La rigueur, moi ça me gâche le plaisir de la lecture, je préfère me laisser porter de page en page et de livre en livre. Holden, mon frère-Fanny Chiarello

Les trois mousquetaires-Alexandre Dumas

Quel pavé pour cet été ?

 

Pour moi, Les Trois Mousquetaires d’Alexandre Dumas, choix implicite habitant la Gascogne, et une volonté de sortir de ma Pal un livre datant de 1860, déniché chez un bouquiniste pour quelques euros. Ce n'est pas une "première édition", juste l’une des premières éditions feuilletonesques, illustrée par J-A Beauce.

J'ai quelques livres "anciens", sans valeur, je ne suis pas collectionneuse, j'aime bien ces livres reliés, l'idée qu'un lecteur d'antan ait eu la patience d'attendre les 39 livraisons pour lire la totalité de ce roman. La reliure est très terne, abîmée par le temps, sans être en mauvais état, avec ces vieux exemplaires, le risque est grand, qu'il manque quelques pages. Le format n'est pas adapté pour une lecture de pages, ces livres ont la taille de grand cahier et le texte est sur quatre colonnes

 

Dumas et moi, ça date depuis la lecture de La Reine Margot dans les années, au moment de la sorte du film de Patrice Chéreau, puis je me suis laissé séduire quelques années plus tard par le Comte de Monte Cristo, toujours dans mes vieilles éditions illustrées, (là aussi trouvées au hasard chez Emmaüs, une bonne adresse)

 

 


 

 

 

 

 

Les Trois Mousquetaires, relate l’ascension vers la capitale d’un jeune gascon, D'Artagnan, né Charles De Batz Castelmore à Lupiac dans le Gers. Ce jeune garçon un vrai caractère de gascon, vif d'esprit et au tempérament impulsif, orgueilleux part pour intégrer La compagnie des Mousquetaires du roi, de Monsieur de Tréville.
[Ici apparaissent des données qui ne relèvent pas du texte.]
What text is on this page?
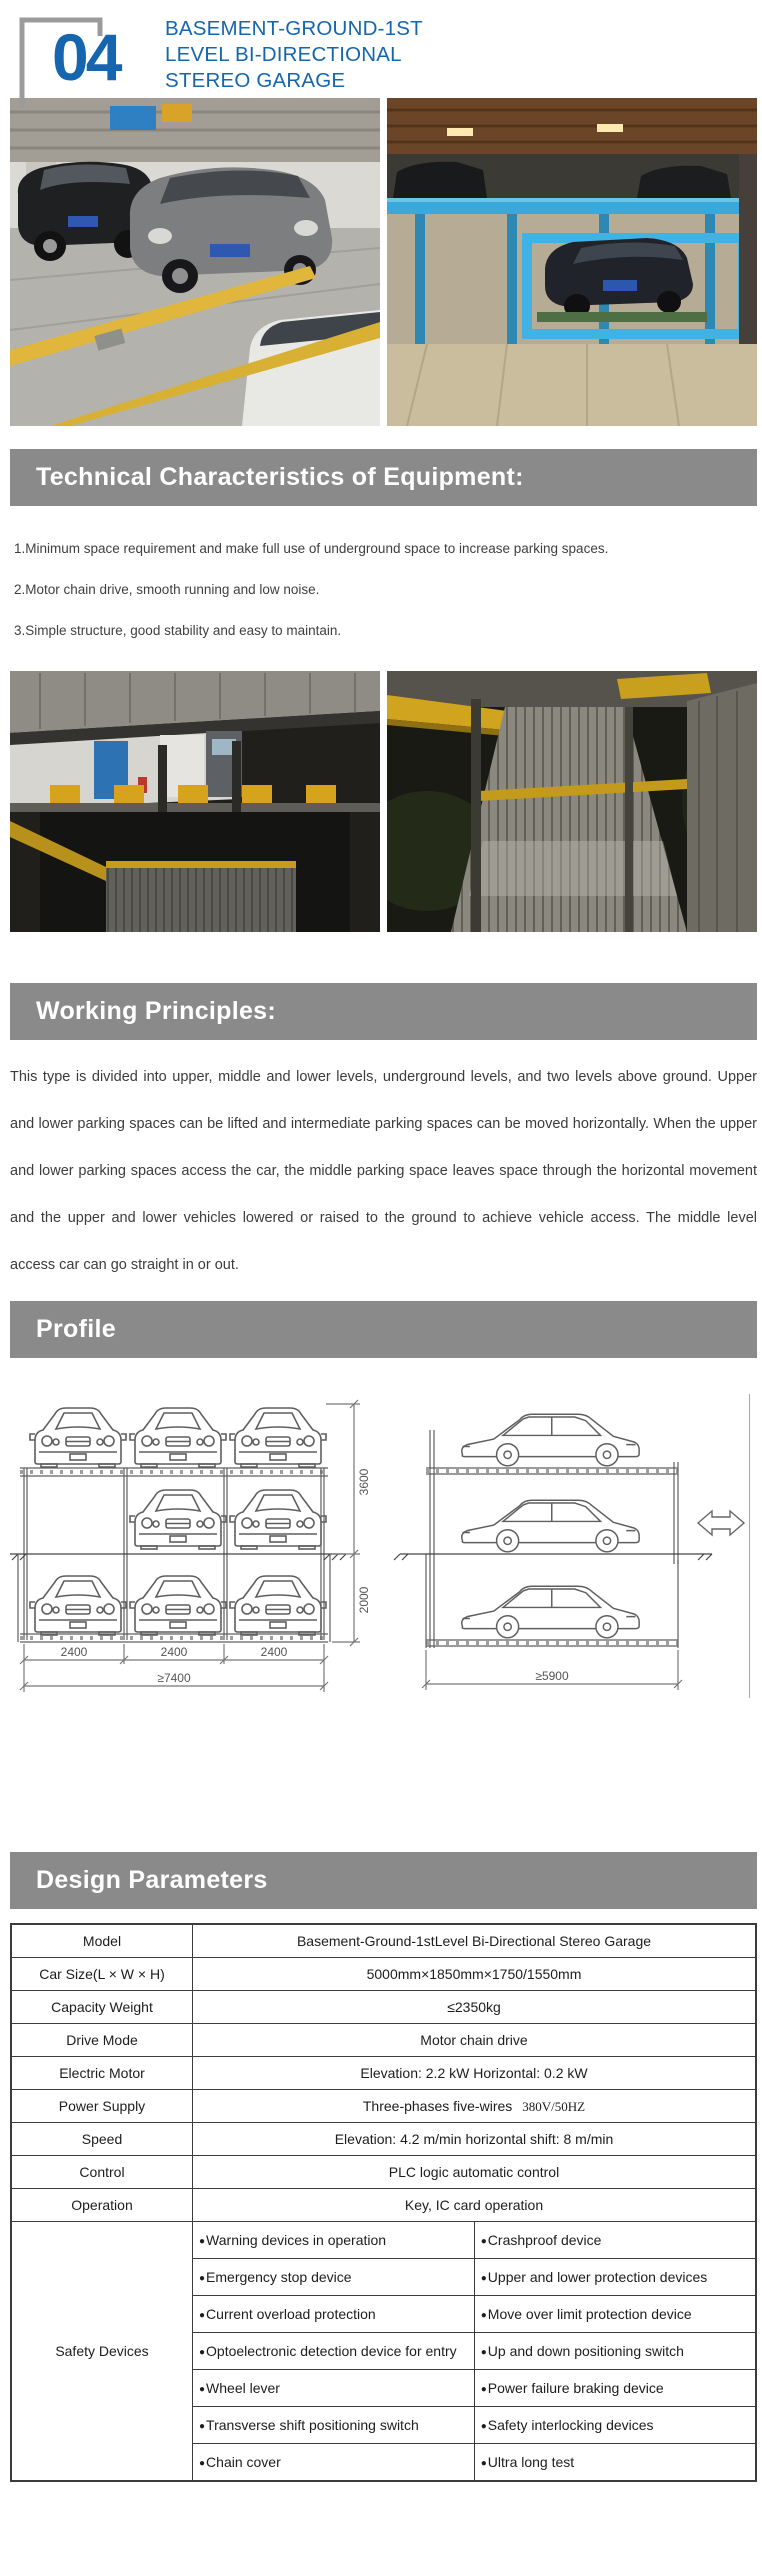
04 BASEMENT-GROUND-1ST
LEVEL BI-DIRECTIONAL
STEREO GARAGE
Technical Characteristics of Equipment:
1.Minimum space requirement and make full use of underground space to increase parking spaces.
2.Motor chain drive, smooth running and low noise.
3.Simple structure, good stability and easy to maintain.
Working Principles:

This type is divided into upper, middle and lower levels, underground levels, and two levels above ground. Upper and lower parking spaces can be lifted and intermediate parking spaces can be moved horizontally. When the upper and lower parking spaces access the car, the middle parking space leaves space through the horizontal movement and the upper and lower vehicles lowered or raised to the ground to achieve vehicle access. The middle level access car can go straight in or out.

Profile
3600
2000
2400	2400	2400
≥7400	≥5900
Design Parameters
Model	Basement-Ground-1stLevel Bi-Directional Stereo Garage	
Car Size(L × W × H)	5000mm×1850mm×1750/1550mm	
Capacity Weight	≤2350kg	
Drive Mode	Motor chain drive	
Electric Motor	Elevation: 2.2 kW Horizontal: 0.2 kW	
Power Supply	Three-phases five-wires 380V/50HZ	
Speed	Elevation: 4.2 m/min horizontal shift: 8 m/min	
Control	PLC logic automatic control	
Operation	Key, IC card operation	
Safety Devices	● Warning devices in operation	● Crashproof device
	● Emergency stop device	● Upper and lower protection devices
	● Current overload protection	● Move over limit protection device
	● Optoelectronic detection device for entry	● Up and down positioning switch
	● Wheel lever	● Power failure braking device
	● Transverse shift positioning switch	● Safety interlocking devices
	● Chain cover	● Ultra long test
Au départ, Cadet dans la compagnie des Essarts, qui fait office d'enseignement militaire, le jeune gascon va gagner sa place dans la compagnie des Mousquetaires du Roi.

 

Le caractère impétueux et exceptionnel du jeune homme va lui permettre en l’espace d’une journée de lier amitié en la personne de Porthos, Aramis et Athos, les trois mousquetaires et de sa logeuse, la belle et pure Constance Bonacieux, dont il s'éprendra vite, lingère de la reine Anne d'Autriche; et de s'attirer les inimitiés d'un homme de pouvoir le Cardinal de Richelieu, en provoquant l'inconnu de Meung, le Comte de Rochefort,son homme de main, et en croisant le fer avec les gardes du Cardinal Richelieu, les éternels duels entre les gardes du Cardinal et les Mousquetaires du roi.

 

 

S’ensuit une série d’aventures visant à contrecarrer les plans du Cardinal, contre la reine Anne d’Autriche. Car le lecteur va vite comprendre : D'Artagnan, choisit le camp des Gens d'épée, par passion pour Constance, il va servir sa reine Anne d'Autriche, et son Roi et combattre Les gens de robe, les Cardinalistes camps des puissants prêt à tout pour conserver les pleins pouvoirs.

 

L’histoire des ferrets, connue de tous, qui met en péril le couple royal du fait de la relation coupable de la reine Anne avec le Duc de Buckingham, n'occupe qu'un tiers du roman, laissant le champ à d'autres intrigues,trahisons, complots ourdis par le Cardinal et son espionne de charme Milady de Winter, qui n’est anglaise que de nom, échanges de lettres, siège de La Rochelle.

 

Nos  trois Mousquetaires, menés par D'Artagnan s'interposent au travers du chemin de Milady, à la fois comme sauveurs puis par défi. Chacun d'entre eux  est accompagné de son valet, inféodé à son service; des complices efficaces au rôle crucial pour dénouer les dessous secrets des affaires de nos mousquetaires

 

Impossible de s’ennuyer, parfois j'ai même trépigné d'impatience, Dumas maîtrise l'intrigue et les dialogues, il sait couper le récit là ou il faut, laisse en plan son lecteur pour rebondir quelques chapitres plus loin.

 

Et de ce récit écrit à quatre mains et deux cerveaux, car dans l'ombre de Dumas, Maquet co-écrit, il en sort une histoire flamboyante, simple, drôle et dramatique. Si le récit est bordée par des faits historiques, connu de tous, Dumas a su valorisé l'Histoire en lui empruntant ses figures, le roi Louis XIII, la reine Anne d'Autriche, le Cardinal de Richelieu, dont il exagère les traits et des anonymes, car ces mousquetaires, ont eu une existence; puis l'imaginaire fait le reste.

 

Il prend un soin à nous brosser des portraits précis et passionnants, des personnalités fortes, indépendantes, dont les liens d’amitié renforcés à chaque aventure laissent transparaitre le meilleur et le pire de chacun ? Tour à tour, je me suis attachée à chacun, changeant sans cesse ma préférence. D’Artagnan et Athos restent les piliers de premier tome. Aramis et Porthos donnent une touche humoristique au récit, et permettent à l’auteur l’écriture de (La thèse d’Aramis, notamment). La fin des Mousquetaires m'a laissé supposer que, l'auteur n'a pas exploité tout le potentiel de ses personnages

 


Et face à ses Trois Mousquetaires, Dumas choisit l’ennemie au visage délicat et à la beauté fascinante ; Milady de Winter un personnage ambigu, à la féminité exacerbée, au destin contrarié, ses motivations sont souvent noircies par sa méchanceté, que l'on croit originelle et Dumas choisit d’en révéler l’histoire, et quelle histoire!!!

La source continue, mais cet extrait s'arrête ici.